Feature Detection
A feature detection and matching pipeline that can reliably compare two images even when the camera shifts position, rotates, or the lighting changes.
Project Details
This project implements a feature detection and matching pipeline that can reliably compare two images even when the camera shifts position, rotates, or the lighting changes. Pixel level comparison breaks immediately under those transformations, so this project focuses on a different idea: find distinctive points in each image, describe what those points look like in a compact way, then match those descriptions across images. That single loop is the foundation for panorama stitching, object recognition, structure from motion, and visual SLAM.
Project Details
This project is implemented in Python using NumPy, SciPy, and OpenCV. The core concepts are Harris corner detection, local feature descriptors (Simple and MOPS), and matching strategies that trade off recall and precision depending on how aggressively you reject ambiguous correspondences.
Overview
Feature matching is basically a question of agreement. If two images show the same scene from different viewpoints, which parts of the images are stable enough to line up? The pipeline here has three moving parts: a detector that proposes interest points, a descriptor that turns each interest point into a vector you can compare, and a matcher that decides which pairs are trustworthy. When those three parts cooperate, the output is a set of correspondences that makes downstream tasks like stitching feel almost inevitable.

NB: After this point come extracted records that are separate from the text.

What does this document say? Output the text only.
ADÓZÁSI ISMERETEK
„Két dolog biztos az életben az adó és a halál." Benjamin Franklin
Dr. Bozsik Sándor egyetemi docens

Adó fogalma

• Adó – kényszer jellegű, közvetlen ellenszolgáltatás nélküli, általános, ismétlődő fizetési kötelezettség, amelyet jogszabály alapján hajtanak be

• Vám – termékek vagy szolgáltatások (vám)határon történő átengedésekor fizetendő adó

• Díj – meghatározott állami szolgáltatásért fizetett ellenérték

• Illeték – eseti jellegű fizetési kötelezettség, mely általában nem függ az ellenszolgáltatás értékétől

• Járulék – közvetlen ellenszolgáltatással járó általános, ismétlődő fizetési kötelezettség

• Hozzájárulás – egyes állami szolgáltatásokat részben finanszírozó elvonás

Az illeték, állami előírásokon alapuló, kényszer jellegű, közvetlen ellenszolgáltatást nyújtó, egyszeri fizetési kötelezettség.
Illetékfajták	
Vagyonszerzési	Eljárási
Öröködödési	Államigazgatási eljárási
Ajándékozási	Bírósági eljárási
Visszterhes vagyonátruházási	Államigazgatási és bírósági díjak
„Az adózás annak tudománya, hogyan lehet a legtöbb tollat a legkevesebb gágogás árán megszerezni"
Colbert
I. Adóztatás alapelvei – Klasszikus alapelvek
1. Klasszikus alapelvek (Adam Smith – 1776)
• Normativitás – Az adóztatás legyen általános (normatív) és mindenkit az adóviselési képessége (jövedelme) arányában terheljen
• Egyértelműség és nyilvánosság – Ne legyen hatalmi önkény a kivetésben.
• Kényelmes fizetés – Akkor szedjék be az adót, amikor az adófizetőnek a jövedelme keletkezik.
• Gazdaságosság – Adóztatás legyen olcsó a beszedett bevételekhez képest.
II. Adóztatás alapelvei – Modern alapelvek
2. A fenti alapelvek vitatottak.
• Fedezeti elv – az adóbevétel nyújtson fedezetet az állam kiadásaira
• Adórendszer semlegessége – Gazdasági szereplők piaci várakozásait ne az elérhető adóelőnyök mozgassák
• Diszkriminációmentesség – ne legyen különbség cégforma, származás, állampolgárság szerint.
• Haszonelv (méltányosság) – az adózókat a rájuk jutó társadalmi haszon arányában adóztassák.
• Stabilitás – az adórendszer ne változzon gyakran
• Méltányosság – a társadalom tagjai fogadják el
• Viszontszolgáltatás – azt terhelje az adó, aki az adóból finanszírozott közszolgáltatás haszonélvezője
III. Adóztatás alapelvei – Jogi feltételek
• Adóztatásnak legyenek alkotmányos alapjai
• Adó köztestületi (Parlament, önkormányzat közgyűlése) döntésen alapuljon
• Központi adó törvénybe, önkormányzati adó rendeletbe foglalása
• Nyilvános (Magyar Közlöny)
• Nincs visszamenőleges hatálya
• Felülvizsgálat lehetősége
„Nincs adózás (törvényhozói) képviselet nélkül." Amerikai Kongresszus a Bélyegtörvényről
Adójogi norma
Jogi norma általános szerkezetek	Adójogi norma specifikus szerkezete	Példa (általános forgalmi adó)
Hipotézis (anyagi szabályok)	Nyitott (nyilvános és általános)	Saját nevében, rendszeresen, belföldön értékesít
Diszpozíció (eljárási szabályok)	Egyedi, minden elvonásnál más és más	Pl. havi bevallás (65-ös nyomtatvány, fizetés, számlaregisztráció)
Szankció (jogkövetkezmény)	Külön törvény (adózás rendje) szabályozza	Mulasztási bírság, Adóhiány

The detector is Harris corner detection, which finds points where intensity changes strongly in more than one direction. I compute image gradients with 3×3 Sobel filters, build the local structure tensor, and score each pixel with the Harris corner response. To keep detections meaningful instead of noisy, I then select corners that are local maxima within a 7×7 neighborhood. The result is a set of repeatable, distinctive points that tend to survive small translations and rotations.
|
|
|
After detection, I describe each interest point in two different ways. The Simple descriptor is a 5×5 patch of pixel intensities around the keypoint. It is small and surprisingly effective when the image pair is mostly related by translation, but it is not built to handle rotation. The MOPS descriptor is designed to be more robust to rotation by turning a larger neighborhood into a normalized, canonical patch. I extract a 40×40 region around the keypoint, rotate it so the keypoint orientation points to the right, subsample down to 8×8 using an affine warp (cv2.warpAffine), then normalize to zero mean and unit variance. That produces a compact 64 dimensional descriptor that is easier to compare and more stable under rotation.

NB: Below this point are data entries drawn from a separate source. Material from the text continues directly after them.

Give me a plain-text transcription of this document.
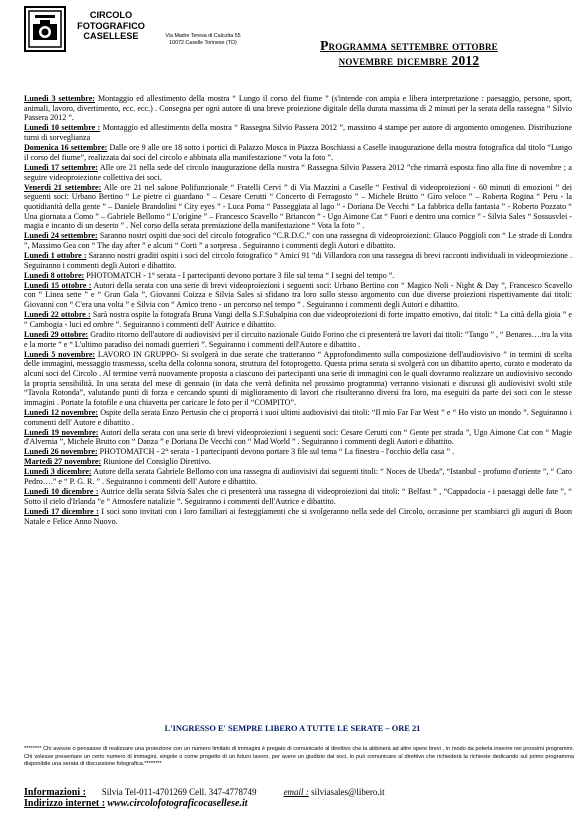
CIRCOLO
FOTOGRAFICO
CASELLESE	Via Madre Teresa di Calcutta 55
10072 Caselle Torinese (TO)	Programma settembre ottobre
novembre dicembre 2012
Lunedì 3 settembre: Montaggio ed allestimento della mostra “ Lungo il corso del fiume ” (s'intende con ampia e libera interpretazione : paesaggio, persone, sport, animali, lavoro, divertimento, ecc. ecc.) . Consegna per ogni autore di una breve proiezione digitale della durata massima di 2 minuti per la serata della rassegna “ Silvio Passera 2012 ”.
Lunedì 10 settembre : Montaggio ed allestimento della mostra “ Rassegna Silvio Passera 2012 ”, massimo 4 stampe per autore di argomento omogeneo. Distribuzione turni di sorveglianza
Domenica 16 settembre: Dalle ore 9 alle ore 18 sotto i portici di Palazzo Mosca in Piazza Boschiassi a Caselle inaugurazione della mostra fotografica dal titolo “Lungo il corso del fiume”, realizzata dai soci del circolo e abbinata alla manifestazione “ vota la foto ”.
Lunedì 17 settembre: Alle ore 21 nella sede del circolo inaugurazione della mostra “ Rassegna Silvio Passera 2012 ”che rimarrà esposta fino alla fine di novembre ; a seguire videoproiezione collettiva dei soci.
Venerdì 21 settembre: Alle ore 21 nel salone Polifunzionale “ Fratelli Cervi ” di Via Mazzini a Caselle “ Festival di videoproiezioni - 60 minuti di emozioni ” dei seguenti soci: Urbano Bertino “ Le pietre ci guardano ” – Cesare Cerutti “ Concerto di Ferragosto ” – Michele Brutto “ Giro veloce ” – Roberta Rogina “ Peru - la quotidianità della gente ” – Daniele Brandolini “ City eyes ” - Luca Poma “ Passeggiata al lago ” - Doriana De Vecchi “ La fabbrica della fantasia ” - Roberto Pozzato “ Una giornata a Como ” – Gabriele Bellomo “ L'origine ” – Francesco Scavello “ Briancon ” - Ugo Aimone Cat “ Fuori e dentro una cornice ” - Silvia Sales “ Sossusvlei - magia e incanto di un deserto ” . Nel corso della serata premiazione della manifestazione “ Vota la foto ” .
Lunedì 24 settembre: Saranno nostri ospiti due soci del circolo fotografico “C.R.D.C.” con una rassegna di videoproiezioni: Glauco Poggioli con “ Le strade di Londra ”, Massimo Gea con “ The day after ” e alcuni “ Corti ” a sorpresa . Seguiranno i commenti degli Autori e dibattito.
Lunedì 1 ottobre : Saranno nostri graditi ospiti i soci del circolo fotografico “ Amici 91 ”di Villardora con una rassegna di brevi racconti individuali in videoproiezione . Seguiranno i commenti degli Autori e dibattito.
Lunedì 8 ottobre: PHOTOMATCH - 1° serata - I partecipanti devono portare 3 file sul tema “ I segni del tempo ”.
Lunedì 15 ottobre : Autori della serata con una serie di brevi videoproiezioni i seguenti soci: Urbano Bertino con “ Magico Noli - Night & Day ”, Francesco Scavello con “ Linea sette ” e “ Gran Gala ”, Giovanni Coizza e Silvia Sales si sfidano tra loro sullo stesso argomento con due diverse proiezioni rispettivamente dai titoli: Giovanni con “ C'era una volta ” e Silvia con “ Amico treno - un percorso nel tempo ” . Seguiranno i commenti degli Autori e dibattito.
Lunedì 22 ottobre : Sarà nostra ospite la fotografa Bruna Vangi della S.F.Subalpina con due videoproiezioni di forte impatto emotivo, dai titoli: “ La città della gioia ” e “ Cambogia - luci ed ombre ”. Seguiranno i commenti dell' Autrice e dibattito.
Lunedì 29 ottobre: Gradito ritorno dell'autore di audiovisivi per il circuito nazionale Guido Forino che ci presenterà tre lavori dai titoli: “Tango ” , “ Benares….tra la vita e la morte ” e “ L'ultimo paradiso dei nomadi guerrieri ”. Seguiranno i commenti dell'Autore e dibattito .
Lunedì 5 novembre: LAVORO IN GRUPPO- Si svolgerà in due serate che tratteranno “ Approfondimento sulla composizione dell'audiovisivo ” in termini di scelta delle immagini, messaggio trasmesso, scelta della colonna sonora, struttura del fotoprogetto. Questa prima serata si svolgerà con un dibattito aperto, curato e moderato da alcuni soci del Circolo . Al termine verrà nuovamente proposta a ciascuno dei partecipanti una serie di immagini con le quali dovranno realizzare un audiovisivo secondo la propria sensibilità. In una serata del mese di gennaio (in data che verrà definita nel prossimo programma) verranno visionati e discussi gli audiovisivi svolti stile “Tavola Rotonda”, valutando punti di forza e cercando spunti di miglioramento di lavori che risulteranno diversi fra loro, ma eseguiti da parte dei soci con le stesse immagini . Portate la fotofile e una chiavetta per caricare le foto per il “COMPITO”.
Lunedì 12 novembre: Ospite della serata Enzo Pertusio che ci proporrà i suoi ultimi audiovisivi dai titoli: “Il mio Far Far West ” e “ Ho visto un mondo ”. Seguiranno i commenti dell' Autore e dibattito .
Lunedì 19 novembre: Autori della serata con una serie di brevi videoproiezioni i seguenti soci: Cesare Cerutti con “ Gente per strada ”, Ugo Aimone Cat con “ Magie d'Alvernia ”, Michele Brutto con “ Danza ” e Doriana De Vecchi con “ Mad World ” . Seguiranno i commenti degli Autori e dibattito.
Lunedì 26 novembre: PHOTOMATCH - 2° serata - I partecipanti devono portare 3 file sul tema “ La finestra - l'occhio della casa ” .
Martedì 27 novembre: Riunione del Consiglio Direttivo.
Lunedì 3 dicembre: Autore della serata Gabriele Bellomo con una rassegna di audiovisivi dai seguenti titoli: “ Noces de Ubeda”, “Istanbul - profumo d'oriente ”, “ Caro Pedro….” e “ P. G. R. ” . Seguiranno i commenti dell' Autore e dibattito.
Lunedì 10 dicembre : Autrice della serata Silvia Sales che ci presenterà una rassegna di videoproiezioni dai titoli: “ Belfast ” , “Cappadocia - i paesaggi delle fate ”, “ Sotto il cielo d'Irlanda ”e “ Atmosfere natalizie ”. Seguiranno i commenti dell'Autrice e dibattito.
Lunedì 17 dicembre : I soci sono invitati con i loro familiari ai festeggiamenti che si svolgeranno nella sede del Circolo, occasione per scambiarci gli auguri di Buon Natale e Felice Anno Nuovo.
L'INGRESSO E' SEMPRE LIBERO A TUTTE LE SERATE – ORE 21
******** Chi avesse o pensasse di realizzare una proiezione con un numero limitato di immagini è pregato di comunicarlo al direttivo che la abbinerà ad altre opere brevi , in modo da poterla inserire nei prossimi programmi. Chi volesse presentare un certo numero di immagini, singole o come progetto di un futuro lavoro, per avere un giudizio dai soci, lo può comunicare al direttivo che richiederà la richieste dedicando sul primo programma disponibile una serata di discussione fotografica.********
Informazioni : Silvia Tel-011-4701269 Cell. 347-4778749	email : silviasales@libero.it
Indirizzo internet : www.circolofotograficocasellese.it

For matching, I implemented two strategies. SSD compares descriptors using straight Euclidean distance, which is simple but tends to accept ambiguous matches in repetitive textures. The Ratio Test compares the best match distance to the second best match distance and rejects matches where the best is not decisively better than the runner up. In practice, this one rule dramatically improves match quality because it filters out cases where a feature could plausibly correspond to many locations.
Results
I evaluated four combinations on the Yosemite benchmark dataset by pairing two descriptors (Simple and MOPS) with two matching rules (SSD and Ratio Test). The results were consistent with what I hoped to see: the Ratio Test improves reliability across the board, and MOPS benefits the most when paired with it.
The average AUC scores were:
- Simple + SSD: 0.8855
- Simple + Ratio: 0.9007
- MOPS + SSD: 0.7988
- MOPS + Ratio: 0.9039 (best)
The ROC curves make the matching behavior feel concrete. Ratio Test consistently produces cleaner separations because it rejects ambiguous correspondences, and MOPS benefits most when it is paired with a matcher that filters uncertainty rather than accepting the nearest neighbor by default.
|
|
|
|
|
|
Best Method: MOPS descriptor with Ratio Test provides the best performance due to rotation invariance and robust matching criteria.
A useful side experiment was tuning the Harris threshold on yosemite1.jpg. At a very strict threshold, detections are extremely sparse and only the most dominant corners survive. Lowering the threshold steadily increases coverage across ridges, rock textures, and forest detail, but eventually produces a dense field of weak points that are less stable and more likely to generate bad matches. Seeing that progression made the tradeoff feel concrete: sensitivity buys recall, but it also buys noise, and matching has to compensate for it.
Discussion
This pipeline is a practical building block for real vision systems. Panorama stitching relies on feature correspondences to find overlap regions. Object recognition matches local features across different views of the same object. Structure from motion uses matches across many frames to recover 3D geometry. Visual SLAM depends on stable features and reliable matching to localize and map in real time. What I like about this project is that it makes those larger systems feel less mysterious, because you can see the exact moment where two images begin to agree on what they share.